A new president, Anura Kumara Dissanayake, has the power to change that.
The UN Human Rights Council is due to hold a session on Sri Lanka in September, where the government will be expected to lay out its plans on Chemmani and beyond. Dissanayake needs to show he has a vision for the country that stands apart from his predecessors.
Sri Lanka has finally broken free from decades of rule by the same old political elite, including the Rajapaksa clan. Many of those atrocities were carried out under their leadership: As secretary to the Ministry of Defense, Gotabaya Rajapaksa oversaw the 2009 campaign of his brother, then-president Mahinda, to crush Tamil guerrillas that ended the civil war. (The brothers have repeatedly denied any link to the violence.) Gotabaya went on to become president in 2019, before he was driven from office by popular protests in 2022 after the nation defaulted on its sovereign debt and plunged into crisis.
Funds from the International Monetary Fund have helped stabilize the economy, while the conclusion of its $12.6 billion debt restructuring will ensure the continuation of further aid. When Dissanayake, who leads the left-leaning Janatha Vimukthi Peramuna party, won office last September, he promised to fight corruption and balance the nation’s economic revival with the impact of IMF conditions. He had less concrete proposals over how to deal with the culture of entrenched impunity over decades of wartime violations.
Governments have long exploited the deep divide between the Sinhala-speaking and largely Buddhist majority, and the Hindu Tamil and Muslim communities. Dissanayake comes from a different place on this, though. “Although the war is over, the national question remains,” he told The Hindu newspaper in December 2023. “We believe and accept that there are issues, especially regarding the Tamil and Muslim people of this country, in regard to their language rights, cultural issues as well as their participation in governance.”

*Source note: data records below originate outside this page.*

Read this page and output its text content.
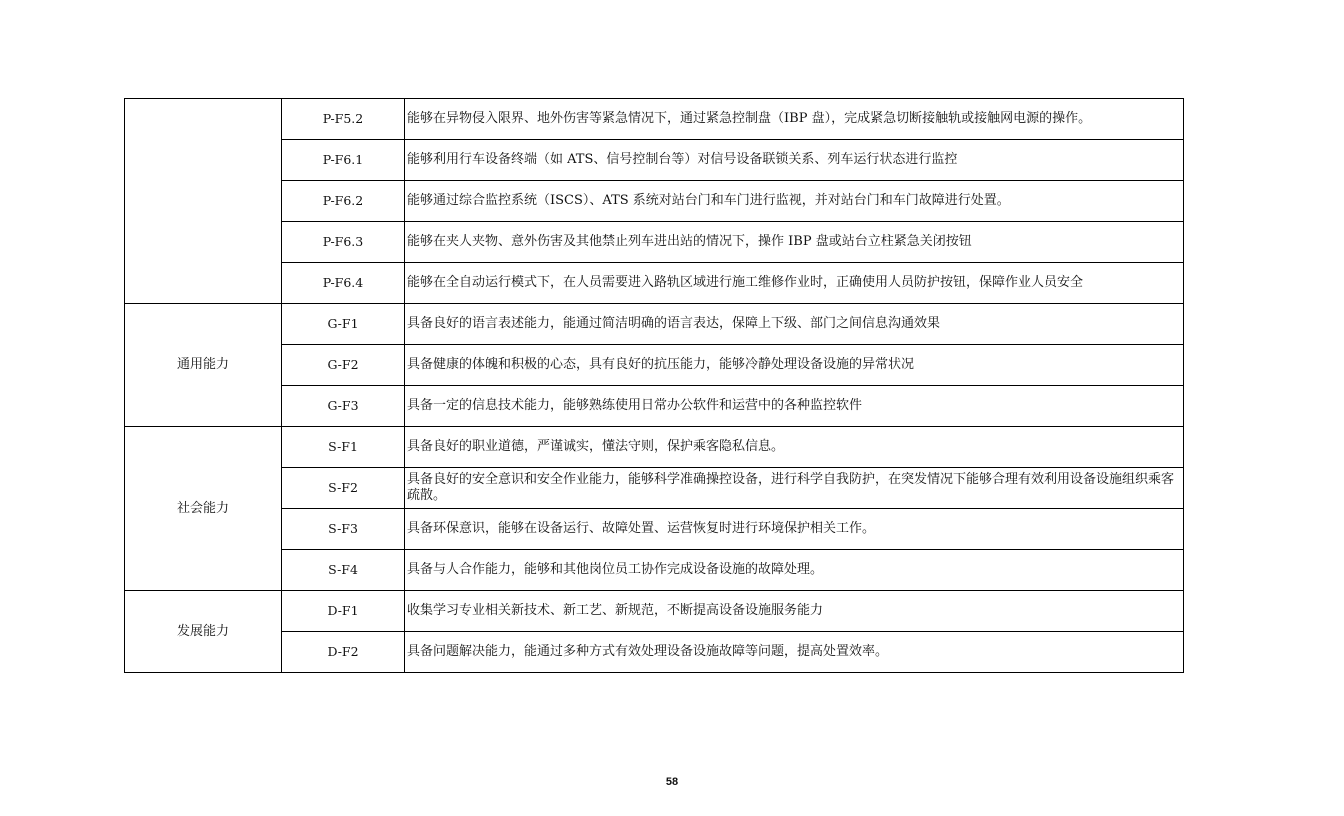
	P-F5.2	能够在异物侵入限界、地外伤害等紧急情况下，通过紧急控制盘（IBP 盘），完成紧急切断接触轨或接触网电源的操作。
	P-F6.1	能够利用行车设备终端（如 ATS、信号控制台等）对信号设备联锁关系、列车运行状态进行监控
	P-F6.2	能够通过综合监控系统（ISCS）、ATS 系统对站台门和车门进行监视，并对站台门和车门故障进行处置。
	P-F6.3	能够在夹人夹物、意外伤害及其他禁止列车进出站的情况下，操作 IBP 盘或站台立柱紧急关闭按钮
	P-F6.4	能够在全自动运行模式下，在人员需要进入路轨区域进行施工维修作业时，正确使用人员防护按钮，保障作业人员安全
通用能力	G-F1	具备良好的语言表述能力，能通过简洁明确的语言表达，保障上下级、部门之间信息沟通效果
	G-F2	具备健康的体魄和积极的心态，具有良好的抗压能力，能够冷静处理设备设施的异常状况
	G-F3	具备一定的信息技术能力，能够熟练使用日常办公软件和运营中的各种监控软件
社会能力	S-F1	具备良好的职业道德，严谨诚实，懂法守则，保护乘客隐私信息。
	S-F2	具备良好的安全意识和安全作业能力，能够科学准确操控设备，进行科学自我防护，在突发情况下能够合理有效利用设备设施组织乘客疏散。
	S-F3	具备环保意识，能够在设备运行、故障处置、运营恢复时进行环境保护相关工作。
	S-F4	具备与人合作能力，能够和其他岗位员工协作完成设备设施的故障处理。
发展能力	D-F1	收集学习专业相关新技术、新工艺、新规范，不断提高设备设施服务能力
	D-F2	具备问题解决能力，能通过多种方式有效处理设备设施故障等问题，提高处置效率。
58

He can start with the Chemmani site, where forensics officers recently had to stop work for several days due to a lack of resources. Sri Lanka should accept international assistance to investigate the mass graves and identify the remains already recovered. The families of the thousands who were forcibly disappeared, including during the Janatha Vimukthi Peramuna insurgencies of the 1970s and 1980s, deserve answers. His government should also reform or replace the deeply flawed Office on Missing Persons, use the evidence it has gathered to investigate and prosecute those responsible, and reveal the fate of the missing.

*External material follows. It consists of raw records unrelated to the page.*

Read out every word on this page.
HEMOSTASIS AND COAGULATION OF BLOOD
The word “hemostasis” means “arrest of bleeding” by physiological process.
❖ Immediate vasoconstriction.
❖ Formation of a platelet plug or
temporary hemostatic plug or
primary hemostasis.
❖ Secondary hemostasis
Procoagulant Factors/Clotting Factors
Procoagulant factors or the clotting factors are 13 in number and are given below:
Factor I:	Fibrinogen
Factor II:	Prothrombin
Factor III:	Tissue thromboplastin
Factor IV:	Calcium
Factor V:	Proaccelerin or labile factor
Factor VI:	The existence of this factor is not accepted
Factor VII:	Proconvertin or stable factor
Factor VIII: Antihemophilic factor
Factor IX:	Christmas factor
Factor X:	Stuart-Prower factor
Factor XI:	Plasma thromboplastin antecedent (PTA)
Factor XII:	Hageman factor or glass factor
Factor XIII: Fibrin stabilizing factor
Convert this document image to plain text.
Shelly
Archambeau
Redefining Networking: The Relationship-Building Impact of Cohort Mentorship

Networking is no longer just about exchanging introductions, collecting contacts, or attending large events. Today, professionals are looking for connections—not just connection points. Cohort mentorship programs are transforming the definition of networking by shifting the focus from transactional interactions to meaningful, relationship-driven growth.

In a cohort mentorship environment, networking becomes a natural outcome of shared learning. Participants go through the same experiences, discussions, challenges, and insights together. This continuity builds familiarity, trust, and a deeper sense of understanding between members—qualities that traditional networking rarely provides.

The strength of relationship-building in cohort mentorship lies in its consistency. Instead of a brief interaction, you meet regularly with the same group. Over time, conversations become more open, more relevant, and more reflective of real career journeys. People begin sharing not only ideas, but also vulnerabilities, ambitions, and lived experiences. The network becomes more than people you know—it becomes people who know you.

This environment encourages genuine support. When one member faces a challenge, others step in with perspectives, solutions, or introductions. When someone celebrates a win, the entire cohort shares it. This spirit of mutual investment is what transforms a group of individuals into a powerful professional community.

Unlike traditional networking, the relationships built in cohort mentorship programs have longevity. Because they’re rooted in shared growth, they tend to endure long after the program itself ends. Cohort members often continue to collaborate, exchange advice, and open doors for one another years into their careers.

There has been a recent uptick in interest in progress at Chemmani from across society, says Bhavani Fonseka, a senior researcher and lawyer at the Colombo-based Centre for Policy Alternatives. That has come with fresh demands on the government to deliver justice for the victims, she told me. Notably, there’s been a shift away from the delaying tactics that have stalled previous cases, while the usual trenchant opposition from Sinhala nationalist groups is subdued.
Still, victims groups are fearful that Dissanayake’s administration will fall back on the country’s bad old ways. Chemmani first came to national attention in 1998, when a soldier was convicted of the rape and murder of schoolgirl Krishanthi Kumaraswamy, her family and a neighbor. During his sentencing, he alleged that between 300 and 400 Tamil civilians had been buried there. Fifteen skeletons were discovered during excavations in 1999, and yet the investigations have gone nowhere.

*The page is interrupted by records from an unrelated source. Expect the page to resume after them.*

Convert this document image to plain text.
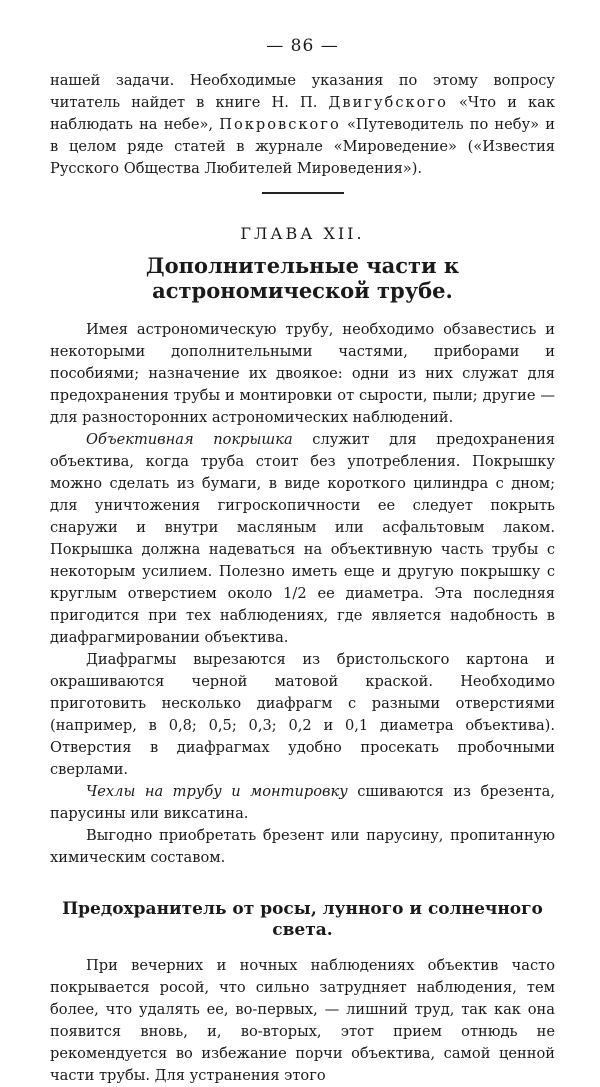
— 86 —

нашей задачи. Необходимые указания по этому вопросу читатель найдет в книге Н. П. Двигубского «Что и как наблюдать на небе», Покровского «Путеводитель по небу» и в целом ряде статей в журнале «Мироведение» («Известия Русского Общества Любителей Мироведения»).

ГЛАВА XII.
Дополнительные части к астрономической трубе.

Имея астрономическую трубу, необходимо обзавестись и некоторыми дополнительными частями, приборами и пособиями; назначение их двоякое: одни из них служат для предохранения трубы и монтировки от сырости, пыли; другие — для разносторонних астрономических наблюдений.

Объективная покрышка служит для предохранения объектива, когда труба стоит без употребления. Покрышку можно сделать из бумаги, в виде короткого цилиндра с дном; для уничтожения гигроскопичности ее следует покрыть снаружи и внутри масляным или асфальтовым лаком. Покрышка должна надеваться на объективную часть трубы с некоторым усилием. Полезно иметь еще и другую покрышку с круглым отверстием около 1/2 ее диаметра. Эта последняя пригодится при тех наблюдениях, где является надобность в диафрагмировании объектива.

Диафрагмы вырезаются из бристольского картона и окрашиваются черной матовой краской. Необходимо приготовить несколько диафрагм с разными отверстиями (например, в 0,8; 0,5; 0,3; 0,2 и 0,1 диаметра объектива). Отверстия в диафрагмах удобно просекать пробочными сверлами.

Чехлы на трубу и монтировку сшиваются из брезента, парусины или виксатина.

Выгодно приобретать брезент или парусину, пропитанную химическим составом.

Предохранитель от росы, лунного и солнечного света.

При вечерних и ночных наблюдениях объектив часто покрывается росой, что сильно затрудняет наблюдения, тем более, что удалять ее, во-первых, — лишний труд, так как она появится вновь, и, во-вторых, этот прием отнюдь не рекомендуется во избежание порчи объектива, самой ценной части трубы. Для устранения этого
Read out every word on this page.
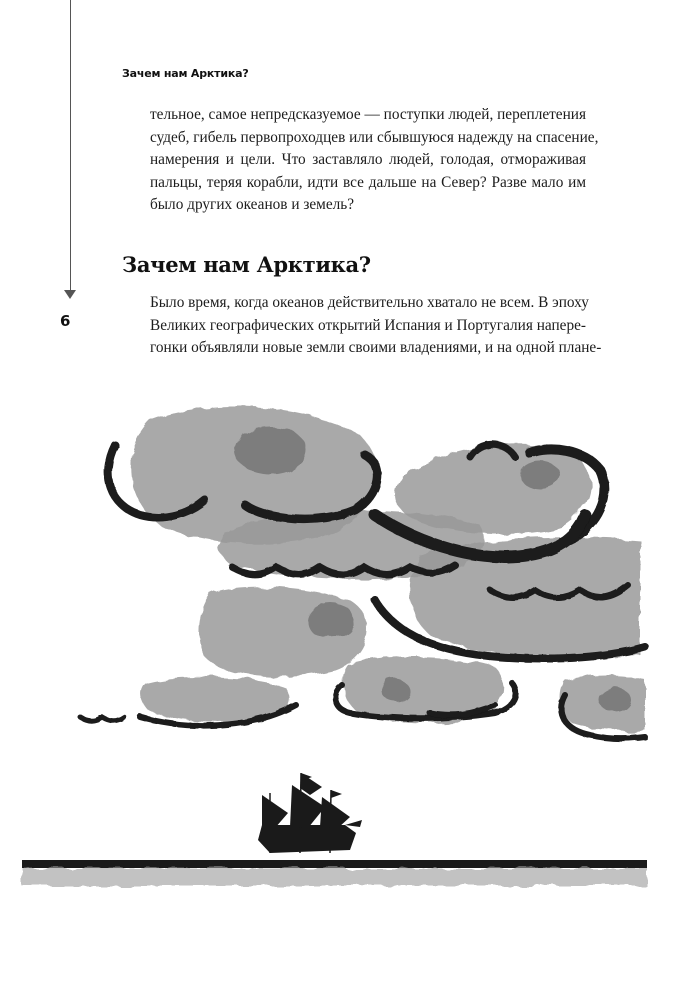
6
Зачем нам Арктика?

тельное, самое непредсказуемое — поступки людей, переплетения
судеб, гибель первопроходцев или сбывшуюся надежду на спасение,
намерения и цели. Что заставляло людей, голодая, отмораживая
пальцы, теряя корабли, идти все дальше на Север? Разве мало им
было других океанов и земель?

Зачем нам Арктика?

Было время, когда океанов действительно хватало не всем. В эпоху
Великих географических открытий Испания и Португалия напере-
гонки объявляли новые земли своими владениями, и на одной плане-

UN High Commissioner for Human Rights Volker Türk visited Chemmani on June 25 and renewed calls for an independent investigation. There is now fresh momentum from both inside and outside the country. This is an opportunity for Dissanayake to lead Sri Lanka out of its violent past and help citizens begin the process of recovery. Is he brave enough to take it?
Ruth Pollard is a Bloomberg Opinion Managing Editor. Previously she was South and Southeast Asia government team leader at Bloomberg News and Middle East correspondent for the Sydney Morning Herald.